The 1955 novel by Nikos Kazantzakis is an alternative interpretation of the story of Jesus' life and death in the four Gospels. The novel was written in a stylistic modern Greek called Demotic, which was the common language of the Greek peasantry, rather than the elitist literary language. The English translation was published in 1960.
The novel presents Jesus as being subject to the same weaknesses, flaws, and desires as other humans, and a charge to die and suffer all the sins of the world on top of it. Unlike the movie, the novel spends quite a lot of time on the equally flawed lives of the Apostles, Jesus' family, and others. And all the while, Jewish resentment of Roman rule simmers in the background and shadows Jesus' life.
This novel provides examples of:
- Adaptational Heroism: Judas is not a traitor; he heartbreakingly turned Jesus over to the Sanhedrin at Jesus' own request. He was the only one Jesus trusted to do it.

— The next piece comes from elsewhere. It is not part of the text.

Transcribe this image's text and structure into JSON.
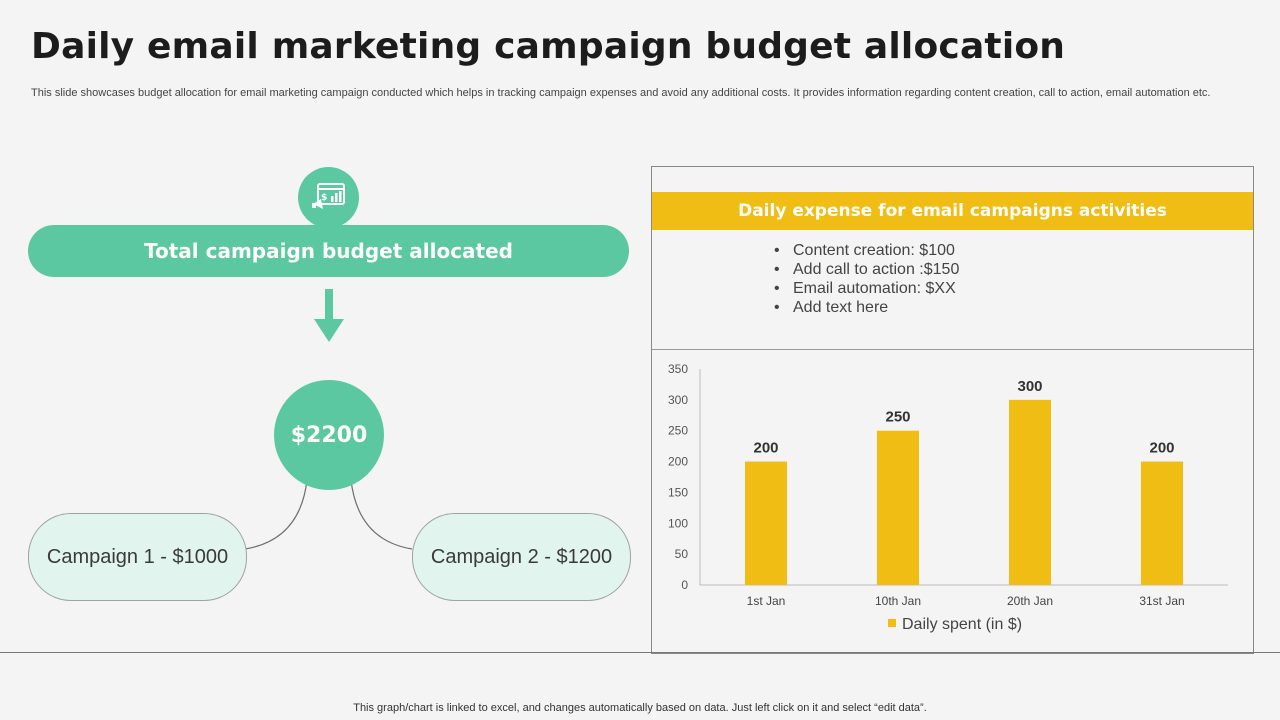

- Adaptation Distillation: Jesus has only nine Apostles; three of the lesser known ones were left out.
- All Just a Dream: The eponymous temptation.
- Artistic License History:
- Matthew is seen writing the first Gospel while following Jesus around. The Gospel of Matthew, however, was certainly not written by an Apostle, since it uses the Gospel of Mark (who was also not an Apostle) as a source. It is discussed by Jesus Himself, who accuses Matthew of making up a bunch of stuff about Him (it was actually an angel dictating the made-up stuff). This is also a subversion, since the material Jesus objects to (such as his birth in Bethlehem) is some of the same material historians themselves find dubious.

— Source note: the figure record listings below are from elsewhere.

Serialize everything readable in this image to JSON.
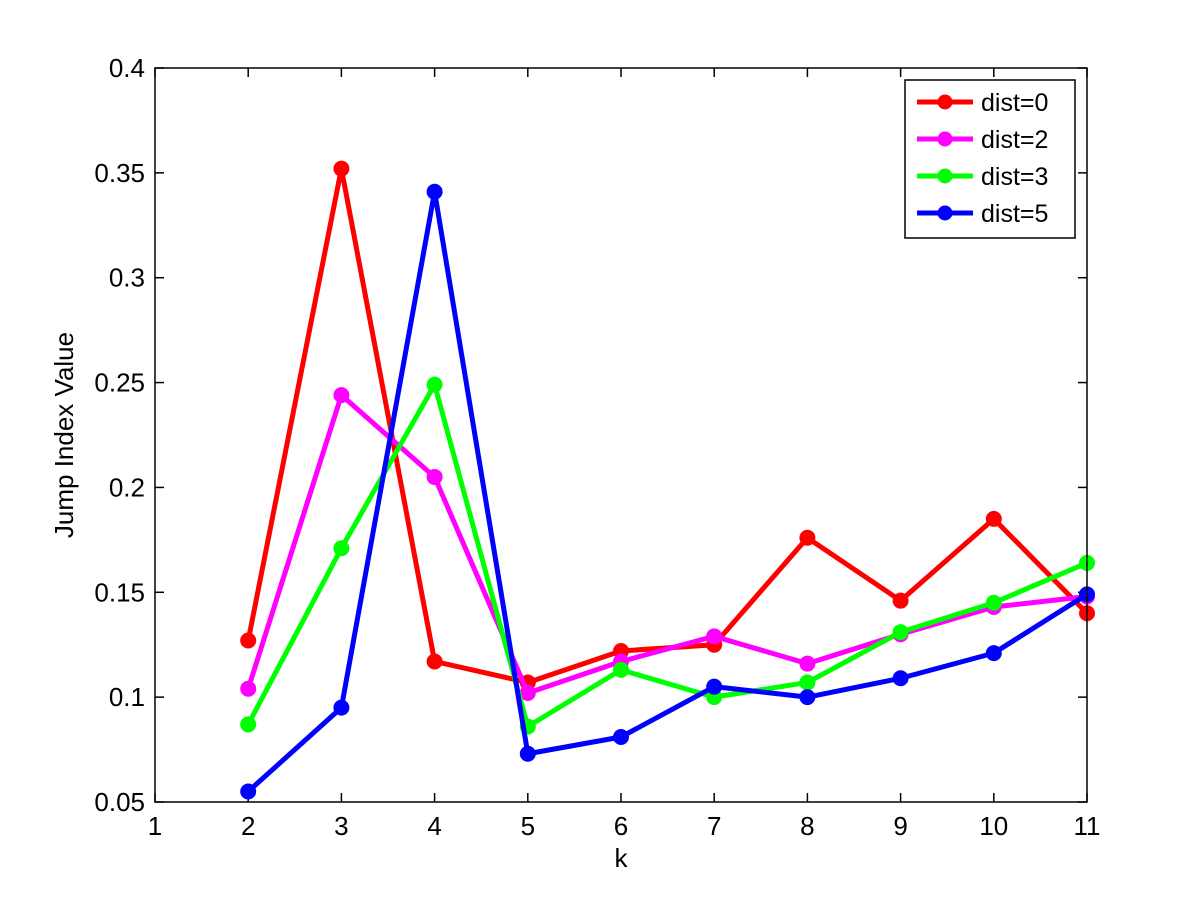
{
  "chart_data": {
    "type": "line",
    "title": "",
    "xlabel": "k",
    "ylabel": "Jump Index Value",
    "xlim": [
      1,
      11
    ],
    "ylim": [
      0.05,
      0.4
    ],
    "xticks": [
      1,
      2,
      3,
      4,
      5,
      6,
      7,
      8,
      9,
      10,
      11
    ],
    "yticks": [
      0.05,
      0.1,
      0.15,
      0.2,
      0.25,
      0.3,
      0.35,
      0.4
    ],
    "ytick_labels": [
      "0.05",
      "0.1",
      "0.15",
      "0.2",
      "0.25",
      "0.3",
      "0.35",
      "0.4"
    ],
    "grid": false,
    "legend_position": "top-right",
    "x": [
      2,
      3,
      4,
      5,
      6,
      7,
      8,
      9,
      10,
      11
    ],
    "series": [
      {
        "name": "dist=0",
        "color": "#ff0000",
        "values": [
          0.127,
          0.352,
          0.117,
          0.107,
          0.122,
          0.125,
          0.176,
          0.146,
          0.185,
          0.14
        ]
      },
      {
        "name": "dist=2",
        "color": "#ff00ff",
        "values": [
          0.104,
          0.244,
          0.205,
          0.102,
          0.117,
          0.129,
          0.116,
          0.13,
          0.143,
          0.148
        ]
      },
      {
        "name": "dist=3",
        "color": "#00ff00",
        "values": [
          0.087,
          0.171,
          0.249,
          0.086,
          0.113,
          0.1,
          0.107,
          0.131,
          0.145,
          0.164
        ]
      },
      {
        "name": "dist=5",
        "color": "#0000ff",
        "values": [
          0.055,
          0.095,
          0.341,
          0.073,
          0.081,
          0.105,
          0.1,
          0.109,
          0.121,
          0.149
        ]
      }
    ]
  }
}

- The book mentions king Herod dying of a terrible disease after having John the Baptist executed, then it says "Herod the Great is dead". While the Bible mentions these events and the king in question is simply named Herod each time, in reality these are 3 different Herods: Herod the Great, who kills the children after Jesus' birth; Herod Antipas, who killed John the Baptist; and Herod Agrippa, who died of the disease.
- Book-Ends: The book begins with Simon the Zealot's crucifixion, and ends with Jesus' crucifixion.
- Came Back Wrong: Lazarus gets resurrected as something that can be best described as a zombie. He still likes it better than being dead.
- Catchphrase: Zebedee: "Two and two make four!"
- Death Seeker: Jesus, once he realizes that it is the only way to fulfill the prophecy.
- Doorstopper: At 170,000 words and 500 pages, it flirts with being one.
- Fiery Redhead: Judas.
- HeelFace Turn: Judas, over the course of the novel.
- I Just Want to Be Normal: Jesus at the beginning. After he continuously gets punished by God for it, he finally gives it up until the temptation at the end.
- Market-Based Title: The original title for the English-language edition was simply The Last Temptation. Evidently of Christ was added in case anyone couldn't guess from the cover who was being tempted.
- Misplaced Vegetation: Judas and an old woman ate corn, and some peasants ate sunflower seeds. Both plants are native to the Americas and thus were unknown in ancient Palestine. (In fairness, corn does not necessarily mean maize, the crop Americans refer to as corn. Outside of North America, the word corn can refer to other grains. But the description of Judas eating it suggests that it is, in fact, maize.)
- Plucky Comic Relief: The blind man from Bethany
- Pragmatic Villainy: Pilate doesn't want to kill Jesus because that would make him a martyr and make the resistance against Rome even more fierce. Also because he wants to piss off the Jews and not killing Jesus would be a good way.
- Ragtag Bunch of Misfits: Jesus and His disciples, except for Judas. Especially Jesus.
- La Résistance: A group of zealots, concerned that Jesus might antagonize the Romans, track His movements throughout the novel. Judas is their inside man.
- Tagalong Chronicler: Matthew.
- Unresolved Sexual Tension: Jesus and Mary Magdalene, to an agonizing degree. Jesus' dream to finally shack up with MM is largely what the last temptation is.